Plegarias incendiadas

13. 09. 2022

A

los 13 años me compré, como lo hacía religiosamente, una revista argentina que ya no se publica, ‘Cerdos & Peces’, la única donde podía encontrar artículos sobre cocaína, William S. Burroughs, The Slits y poetas malditos, lo que me interesaba a esa edad. Bah, la cocaína me daba curiosidad, pero hizo falta un tiempo, no mucho si soy sincera, para incorporarla a mi rutina. En este número en particular, que perdí y cuya tapa no recuerdo, había una nota sobre The Birthday Party. No sobre Nick Cave: sobre la banda. Me acuerdo bien claro de que citaban la letra de algunas canciones. “Oh Dios, déjame morir bajo sus puños” (eran los de una chica, leía, boquiabierta). “Bienvenidos al choque de autos… Ya no se diferencian las chicas de los chicos” en “Dead Joe”. Era lo más ballardiano y andrógino y moderno que había leído, una fantasía gore transexual. Después hablaban de Australia, de la colonización con presidiarios, de ese desierto cárcel en el fin del mundo, de la cara de Nick Cave, entre lo más hermoso del mundo y el Neanderthal, la belleza y la brutalidad, el chico de un pueblo de Victoria que estaba a punto de morir cada noche en los escenarios de Londres.

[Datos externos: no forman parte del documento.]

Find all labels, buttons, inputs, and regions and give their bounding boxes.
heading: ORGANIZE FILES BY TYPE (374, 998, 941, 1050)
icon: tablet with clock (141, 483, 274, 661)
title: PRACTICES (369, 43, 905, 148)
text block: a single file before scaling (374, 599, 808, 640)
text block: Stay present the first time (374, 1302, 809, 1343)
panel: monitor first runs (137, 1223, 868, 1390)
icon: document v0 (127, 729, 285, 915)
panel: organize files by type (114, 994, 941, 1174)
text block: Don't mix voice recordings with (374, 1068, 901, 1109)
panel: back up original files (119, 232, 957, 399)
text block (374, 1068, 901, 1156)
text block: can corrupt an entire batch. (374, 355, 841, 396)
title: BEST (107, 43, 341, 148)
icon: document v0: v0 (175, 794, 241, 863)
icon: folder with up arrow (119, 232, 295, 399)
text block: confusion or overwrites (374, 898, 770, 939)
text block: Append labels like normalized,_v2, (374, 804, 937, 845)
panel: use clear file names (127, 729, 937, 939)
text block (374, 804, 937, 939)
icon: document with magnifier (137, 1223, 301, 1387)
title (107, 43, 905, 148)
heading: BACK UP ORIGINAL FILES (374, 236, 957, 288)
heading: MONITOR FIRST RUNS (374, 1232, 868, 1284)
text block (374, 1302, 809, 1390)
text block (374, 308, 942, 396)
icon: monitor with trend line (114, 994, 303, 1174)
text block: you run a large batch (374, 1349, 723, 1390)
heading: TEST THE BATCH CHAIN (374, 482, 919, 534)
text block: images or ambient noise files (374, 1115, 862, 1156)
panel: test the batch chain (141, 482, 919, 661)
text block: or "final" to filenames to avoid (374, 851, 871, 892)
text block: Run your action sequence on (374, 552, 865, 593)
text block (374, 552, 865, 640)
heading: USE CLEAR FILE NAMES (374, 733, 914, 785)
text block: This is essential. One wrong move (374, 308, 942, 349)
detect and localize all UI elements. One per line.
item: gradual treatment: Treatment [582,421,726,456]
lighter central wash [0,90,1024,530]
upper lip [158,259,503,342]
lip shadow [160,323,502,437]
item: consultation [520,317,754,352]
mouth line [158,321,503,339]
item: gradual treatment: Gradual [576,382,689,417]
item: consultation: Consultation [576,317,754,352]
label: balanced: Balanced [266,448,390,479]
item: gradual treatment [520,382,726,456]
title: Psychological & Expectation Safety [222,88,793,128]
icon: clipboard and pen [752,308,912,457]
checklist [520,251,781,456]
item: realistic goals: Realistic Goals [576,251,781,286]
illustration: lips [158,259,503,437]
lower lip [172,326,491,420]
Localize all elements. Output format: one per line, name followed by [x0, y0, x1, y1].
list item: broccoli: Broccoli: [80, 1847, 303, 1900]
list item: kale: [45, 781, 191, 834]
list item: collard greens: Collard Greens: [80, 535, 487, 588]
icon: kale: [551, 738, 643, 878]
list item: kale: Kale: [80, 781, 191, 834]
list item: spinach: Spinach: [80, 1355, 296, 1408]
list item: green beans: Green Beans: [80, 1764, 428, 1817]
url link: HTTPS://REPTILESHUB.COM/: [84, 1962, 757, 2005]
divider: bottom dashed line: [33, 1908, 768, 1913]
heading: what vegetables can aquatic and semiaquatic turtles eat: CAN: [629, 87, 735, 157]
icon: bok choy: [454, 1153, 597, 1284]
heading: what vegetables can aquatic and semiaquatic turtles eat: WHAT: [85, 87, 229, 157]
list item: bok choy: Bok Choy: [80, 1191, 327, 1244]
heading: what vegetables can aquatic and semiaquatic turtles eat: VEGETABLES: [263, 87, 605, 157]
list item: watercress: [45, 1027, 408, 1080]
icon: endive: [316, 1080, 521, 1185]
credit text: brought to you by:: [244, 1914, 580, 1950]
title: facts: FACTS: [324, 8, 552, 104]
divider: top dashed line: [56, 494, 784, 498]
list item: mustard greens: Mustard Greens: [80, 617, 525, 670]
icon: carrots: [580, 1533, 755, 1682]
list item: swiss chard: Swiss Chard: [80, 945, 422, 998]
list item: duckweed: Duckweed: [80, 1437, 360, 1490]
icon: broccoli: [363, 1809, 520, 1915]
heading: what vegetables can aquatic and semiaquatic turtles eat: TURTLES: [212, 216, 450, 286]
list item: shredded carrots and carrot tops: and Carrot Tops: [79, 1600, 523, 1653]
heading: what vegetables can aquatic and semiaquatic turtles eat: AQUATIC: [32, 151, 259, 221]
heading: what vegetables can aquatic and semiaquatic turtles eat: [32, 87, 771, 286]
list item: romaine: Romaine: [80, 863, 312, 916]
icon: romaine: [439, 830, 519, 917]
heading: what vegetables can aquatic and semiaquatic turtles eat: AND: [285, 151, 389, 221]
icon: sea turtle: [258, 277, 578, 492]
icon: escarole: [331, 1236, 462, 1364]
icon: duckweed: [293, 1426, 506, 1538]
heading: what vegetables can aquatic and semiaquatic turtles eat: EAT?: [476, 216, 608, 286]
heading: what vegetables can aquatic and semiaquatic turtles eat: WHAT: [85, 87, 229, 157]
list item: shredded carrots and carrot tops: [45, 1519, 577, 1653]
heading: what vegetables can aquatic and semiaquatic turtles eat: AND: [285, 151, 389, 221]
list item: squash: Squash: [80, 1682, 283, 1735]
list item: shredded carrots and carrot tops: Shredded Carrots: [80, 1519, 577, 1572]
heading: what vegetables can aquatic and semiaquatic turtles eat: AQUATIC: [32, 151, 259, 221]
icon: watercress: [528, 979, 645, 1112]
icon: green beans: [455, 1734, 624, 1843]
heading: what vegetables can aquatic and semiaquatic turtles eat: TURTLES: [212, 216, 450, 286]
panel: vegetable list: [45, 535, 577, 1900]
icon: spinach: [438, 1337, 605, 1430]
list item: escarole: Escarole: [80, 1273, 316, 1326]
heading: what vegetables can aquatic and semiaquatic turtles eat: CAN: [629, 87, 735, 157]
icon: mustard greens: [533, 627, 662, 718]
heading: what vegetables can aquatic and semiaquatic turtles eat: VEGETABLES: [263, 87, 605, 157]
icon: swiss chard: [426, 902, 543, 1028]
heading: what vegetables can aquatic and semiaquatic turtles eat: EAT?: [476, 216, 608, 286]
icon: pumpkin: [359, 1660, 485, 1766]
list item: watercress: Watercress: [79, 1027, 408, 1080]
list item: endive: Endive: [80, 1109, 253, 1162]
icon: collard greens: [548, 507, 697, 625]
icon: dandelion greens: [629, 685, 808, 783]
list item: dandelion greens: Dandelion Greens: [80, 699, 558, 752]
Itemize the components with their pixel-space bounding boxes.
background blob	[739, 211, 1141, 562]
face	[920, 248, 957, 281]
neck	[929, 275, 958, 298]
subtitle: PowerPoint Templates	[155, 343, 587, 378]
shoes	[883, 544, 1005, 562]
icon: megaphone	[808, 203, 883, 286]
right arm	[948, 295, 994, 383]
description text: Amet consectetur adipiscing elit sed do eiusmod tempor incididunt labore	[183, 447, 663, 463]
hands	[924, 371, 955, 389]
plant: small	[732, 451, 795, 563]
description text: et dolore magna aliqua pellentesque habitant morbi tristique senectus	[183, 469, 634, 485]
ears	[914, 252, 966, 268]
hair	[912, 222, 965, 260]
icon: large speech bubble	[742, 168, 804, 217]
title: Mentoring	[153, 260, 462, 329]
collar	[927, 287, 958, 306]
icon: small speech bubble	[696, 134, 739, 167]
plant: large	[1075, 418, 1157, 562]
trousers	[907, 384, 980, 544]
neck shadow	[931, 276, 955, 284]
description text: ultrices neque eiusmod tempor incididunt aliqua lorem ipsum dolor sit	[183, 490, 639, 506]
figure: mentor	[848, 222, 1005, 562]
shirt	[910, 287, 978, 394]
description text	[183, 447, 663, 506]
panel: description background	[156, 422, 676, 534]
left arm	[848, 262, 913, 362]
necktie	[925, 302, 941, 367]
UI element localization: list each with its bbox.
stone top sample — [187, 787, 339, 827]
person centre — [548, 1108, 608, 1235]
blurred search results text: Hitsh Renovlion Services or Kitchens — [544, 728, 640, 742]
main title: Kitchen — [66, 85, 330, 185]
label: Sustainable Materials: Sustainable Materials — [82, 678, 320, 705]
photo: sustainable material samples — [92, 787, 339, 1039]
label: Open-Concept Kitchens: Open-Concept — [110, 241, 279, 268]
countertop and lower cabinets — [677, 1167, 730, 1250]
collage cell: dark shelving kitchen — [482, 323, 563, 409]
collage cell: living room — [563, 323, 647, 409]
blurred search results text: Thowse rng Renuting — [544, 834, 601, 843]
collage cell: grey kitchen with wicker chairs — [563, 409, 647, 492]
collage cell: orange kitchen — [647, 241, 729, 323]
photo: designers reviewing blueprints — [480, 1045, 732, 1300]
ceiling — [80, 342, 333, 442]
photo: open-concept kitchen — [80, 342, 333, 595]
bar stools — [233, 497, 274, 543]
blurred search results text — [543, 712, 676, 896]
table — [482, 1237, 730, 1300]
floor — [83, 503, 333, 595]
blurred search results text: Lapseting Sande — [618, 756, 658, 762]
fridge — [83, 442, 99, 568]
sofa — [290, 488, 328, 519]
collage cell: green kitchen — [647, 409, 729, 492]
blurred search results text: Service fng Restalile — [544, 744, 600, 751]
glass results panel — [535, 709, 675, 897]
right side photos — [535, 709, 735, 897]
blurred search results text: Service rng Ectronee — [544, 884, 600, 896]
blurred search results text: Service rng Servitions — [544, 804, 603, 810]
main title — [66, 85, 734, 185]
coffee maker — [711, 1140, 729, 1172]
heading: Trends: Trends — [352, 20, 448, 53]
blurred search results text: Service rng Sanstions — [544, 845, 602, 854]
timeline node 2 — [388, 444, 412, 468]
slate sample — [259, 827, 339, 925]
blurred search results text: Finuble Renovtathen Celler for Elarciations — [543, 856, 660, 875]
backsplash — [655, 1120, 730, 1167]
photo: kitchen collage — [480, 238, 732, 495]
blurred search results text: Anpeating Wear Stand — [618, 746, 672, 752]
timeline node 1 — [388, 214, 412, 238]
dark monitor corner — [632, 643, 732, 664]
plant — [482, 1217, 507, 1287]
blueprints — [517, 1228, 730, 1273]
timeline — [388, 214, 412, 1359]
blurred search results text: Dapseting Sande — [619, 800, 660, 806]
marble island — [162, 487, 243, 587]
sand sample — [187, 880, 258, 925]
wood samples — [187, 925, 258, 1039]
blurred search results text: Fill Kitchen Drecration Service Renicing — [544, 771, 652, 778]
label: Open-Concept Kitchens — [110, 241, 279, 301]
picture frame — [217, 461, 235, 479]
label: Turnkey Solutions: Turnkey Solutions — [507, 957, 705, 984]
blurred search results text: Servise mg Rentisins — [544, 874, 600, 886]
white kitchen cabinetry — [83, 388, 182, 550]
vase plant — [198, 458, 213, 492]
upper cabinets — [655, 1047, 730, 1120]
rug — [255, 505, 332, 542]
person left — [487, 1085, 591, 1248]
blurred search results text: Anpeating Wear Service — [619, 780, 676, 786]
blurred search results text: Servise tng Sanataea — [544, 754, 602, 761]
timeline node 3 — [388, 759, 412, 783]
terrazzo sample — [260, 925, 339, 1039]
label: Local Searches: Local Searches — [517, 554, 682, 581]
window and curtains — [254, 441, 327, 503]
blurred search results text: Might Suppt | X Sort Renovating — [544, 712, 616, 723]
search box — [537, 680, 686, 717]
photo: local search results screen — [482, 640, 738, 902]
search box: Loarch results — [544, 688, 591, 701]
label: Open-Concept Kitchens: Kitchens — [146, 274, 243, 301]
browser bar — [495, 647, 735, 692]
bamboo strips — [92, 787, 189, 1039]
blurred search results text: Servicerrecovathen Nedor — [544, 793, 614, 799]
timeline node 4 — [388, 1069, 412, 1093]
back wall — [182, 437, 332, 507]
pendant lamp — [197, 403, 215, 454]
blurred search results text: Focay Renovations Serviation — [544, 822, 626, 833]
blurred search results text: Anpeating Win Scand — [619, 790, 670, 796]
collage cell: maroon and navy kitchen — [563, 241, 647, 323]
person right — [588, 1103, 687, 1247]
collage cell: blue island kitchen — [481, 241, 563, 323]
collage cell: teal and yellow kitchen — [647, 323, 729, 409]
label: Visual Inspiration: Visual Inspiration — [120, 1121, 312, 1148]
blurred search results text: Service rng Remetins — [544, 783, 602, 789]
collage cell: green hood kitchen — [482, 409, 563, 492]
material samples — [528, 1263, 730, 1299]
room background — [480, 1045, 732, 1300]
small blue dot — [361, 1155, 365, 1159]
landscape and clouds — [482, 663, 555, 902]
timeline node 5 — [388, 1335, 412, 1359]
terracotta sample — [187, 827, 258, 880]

Me enamoré sin conocerlo y amé a la banda sin haberla escuchado.

Pasaron meses hasta que di con “Prayers On Fire” y descubrí que ese chico sonaba exactamente como mi cabeza. ZOO MUSIC GIRL ZOO MUSIC GIRL. Era horrible, los vecinos pateaban las paredes como con los Sex Pistols, “nuestra vida juntos es un diente con caries, escupo los restos”. Yo ni siquiera había tenido un novio y acá estaba la más enferma y fantástica educación sentimental posible. “Nick The Stripper” me hacía recordar mis sesiones de sufrimiento frente al espejo –sí, ya entonces, es así para muchas chicas–.

Llegué a The Birthday Party cuando ya se habían separado, claro. Nick Cave con sus Bad Seeds ya iban como por el cuarto disco. Conseguí todo. No soy coleccionista, nunca me interesó tener nada en su totalidad, diría que no soy completista; tampoco lo soy de Nick Cave, pero sin duda es el artista del que más cerca llegué a reunir todo lo disponible y es sin duda el que más y mejor escuché y escucho. Hay afinidades imposibles de explicar. Cualquier disco de Nick Cave (me gustan todos, los menos buenos también, para mí malos no tiene) me resulta familiar. Es como si llegara a un lugar conocido. Nunca jamás me resultó difícil, siempre entendí su humor, su exploración del extremo y siempre me resultó casi insoportable su sensualidad.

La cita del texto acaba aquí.